Apuntes sobre un viaje a China. Parte 3

Así que éste va a ser mi lugar en Shanghai. Entro al complejo de hoteles: son como diez edificios de veinte pisos, con sus hamburgueserías, sus bares, sus tiendas de delicatessen y sus barreras para controlar quién entra y quién sale. Adentro hay chichis de todo tipo y color. Negras, amarillas, blancas, marrones. Con cofia, sin cofia. Tetamantis, microtetas, Tet an men.

En el departamento tengo un plasma gigante. Lo enciendo y en el noticiero de la tarde aparece Maradona. Mientras el locutor habla y el Diego sonríe, me doy un baño. Miro el agujerito del desagote a ver si el remolino del agua va para el otro lado. Si, me parece. Cierro la ducha y salgo al living. Camino en bolas sobre la alfombra: por lo menos acá, les gusta tener las alfombras bien altas, como quien imita al césped.

Abro la ventana y veo que hasta el final hay rascacielos. Como todas las grandes ciudades, ésta hace un ruido que se asemeja al del mar.

Suena el teléfono. Me seco las manos y atiendo: los organizadores me preguntan si esa noche quiero ir con ellos no sé donde y contesto que no, que prefiero salir a caminar.

Y es la noche. Luces de todos colores aclaran el cielo. Shanghai está atravesada por el río Yangtsé, y para cruzar de un lado al otro hay que tomar un ferry. Llego a la estación, saco cospel y espero junto a decenas de personas montadas en bicis, motos o scooters. Una infinidad de foquitos de colores ubicados en los edificios brillan contra el agua, y me hacen sentir como si estuviera en el interior de un dragón con sangre fluorescente.

Llega el barco y escucho estridencia de motores. Por una puerta lateral veo salir una masa compuesta de carne humana y máquinas, a toda velocidad. No sé cómo hacen para no atropellarse, pero se van y me dejan el espacio libre. Entonces arrancamos nosotros, los que queremos subir. Entro al ferry y me apoyo en la baranda. Los pasajeros me miran. Algunos disimulan muy mal y se sientan a mi lado, para espiarme de reojo. Soy consciente de que suena exagerado y egocéntrico, sin embargo es exactamente así. Acá, ladies and gentlemen, soy un marciano.

Hace unos días –casualidades, je- estaba hundido en la lectura de “El imperio del sol”, de Ballard, que se ambienta precisamente en Shanghai. Qué bueno es comprobar que muchas sensaciones que me había transmitido aquel buen libro están ahí. Shanghai es una ciudad que suda capitalismo y decadencia. Ya no hay, como antes, fumaderos de opio. Cada murallón está atestado carteles que venden cosas y adormecen. Los opios son otros.
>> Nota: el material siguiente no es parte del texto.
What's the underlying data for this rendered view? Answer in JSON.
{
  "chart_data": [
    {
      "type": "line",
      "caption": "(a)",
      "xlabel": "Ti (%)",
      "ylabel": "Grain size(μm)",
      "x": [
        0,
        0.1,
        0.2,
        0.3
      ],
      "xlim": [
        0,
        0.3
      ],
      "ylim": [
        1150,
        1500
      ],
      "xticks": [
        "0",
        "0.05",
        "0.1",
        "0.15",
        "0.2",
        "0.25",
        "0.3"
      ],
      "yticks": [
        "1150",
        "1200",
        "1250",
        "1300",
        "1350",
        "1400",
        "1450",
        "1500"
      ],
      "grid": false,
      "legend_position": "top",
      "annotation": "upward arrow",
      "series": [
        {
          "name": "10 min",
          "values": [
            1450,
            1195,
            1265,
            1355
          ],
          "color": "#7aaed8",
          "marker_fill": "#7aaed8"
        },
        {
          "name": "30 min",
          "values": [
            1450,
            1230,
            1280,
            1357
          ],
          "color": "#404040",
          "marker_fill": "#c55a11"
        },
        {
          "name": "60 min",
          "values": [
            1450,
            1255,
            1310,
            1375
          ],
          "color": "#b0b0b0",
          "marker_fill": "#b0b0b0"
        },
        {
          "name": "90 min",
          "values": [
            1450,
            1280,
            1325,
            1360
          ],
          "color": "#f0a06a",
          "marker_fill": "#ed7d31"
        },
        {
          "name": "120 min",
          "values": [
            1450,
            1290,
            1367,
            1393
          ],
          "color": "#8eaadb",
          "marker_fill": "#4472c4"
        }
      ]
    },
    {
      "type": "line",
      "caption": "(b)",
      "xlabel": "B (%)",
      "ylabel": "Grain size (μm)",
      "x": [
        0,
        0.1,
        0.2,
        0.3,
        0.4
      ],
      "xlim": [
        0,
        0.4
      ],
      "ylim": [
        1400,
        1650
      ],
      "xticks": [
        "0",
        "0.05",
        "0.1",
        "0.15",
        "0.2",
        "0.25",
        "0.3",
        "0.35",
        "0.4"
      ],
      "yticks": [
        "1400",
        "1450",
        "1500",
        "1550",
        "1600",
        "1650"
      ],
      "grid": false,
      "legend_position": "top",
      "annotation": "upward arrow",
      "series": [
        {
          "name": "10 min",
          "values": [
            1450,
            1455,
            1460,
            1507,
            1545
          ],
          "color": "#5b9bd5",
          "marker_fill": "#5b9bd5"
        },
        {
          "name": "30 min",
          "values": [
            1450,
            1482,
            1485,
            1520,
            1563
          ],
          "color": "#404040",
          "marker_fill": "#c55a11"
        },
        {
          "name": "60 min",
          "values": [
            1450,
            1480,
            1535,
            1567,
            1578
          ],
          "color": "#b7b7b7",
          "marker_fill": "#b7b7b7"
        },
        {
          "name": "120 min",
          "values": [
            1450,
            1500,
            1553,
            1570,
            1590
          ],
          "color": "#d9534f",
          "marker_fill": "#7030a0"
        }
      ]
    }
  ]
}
En el centro intento comunicarme mínimamente. Unos chinos que son del interior del país me paran para que me saque una foto con ellos. Les llama la atención el color de mi piel y el tamaño de mis ojos.

Pienso. Pienso que es como si me hubieran dado la oportunidad de volver a ser niño por unos días. Empezar desde cero con el lenguaje, la gestualidad, los códigos del afecto y el disfrute de una estética. Empezar a mirar chicas desde el asombro. Hacer, en las nubes, planes para descifrarlas mejor. Sigo caminando.

Roland Barthes estuvo en China en abril de 1974. Entre las observaciones que anotó en sus tres criticadísimas libretas de viaje, hay una que se refiere a la ausencia de “flirts” (es decir, de coqueteos). Lo que le impactaba, en el fondo, es algo que también me pegó a mí: según mi pequeñísima experiencia, los chinos y las chinas tienen tendencia a no salirse de los libretos establecidos. O a lo mejor soy yo el que no consigue develar dónde están sus juegos de seducción. Qué se yo.

“¿Pero dónde diablos esconden su sexualidad?”, se preguntó el viejo bufarra de Barthes, acaso pinchado por las espuelas de un deseo por lo exótico. Algo de razón tenía: no sé cómo hizo esta gente para fabricar a tantos millones de humanos. No se les ven las ganas. A simple vista veo afecto entre parejas, obviamente. Los signos de la atracción, en cambio, me son tan opacos como el idioma.

Casualidad dos: hoy es Halloween, y cada tanto encuentro una fiesta. Cuando paso por el Bund –la zona en la que se habían establecido los ingleses en tiempos coloniales- veo limosinas, audis y minitas que emergen con ropa de conejas, de brujas o de trolas desde las entrañas de los viejos edificios que antes fueron bancos y hoy son shoppings top.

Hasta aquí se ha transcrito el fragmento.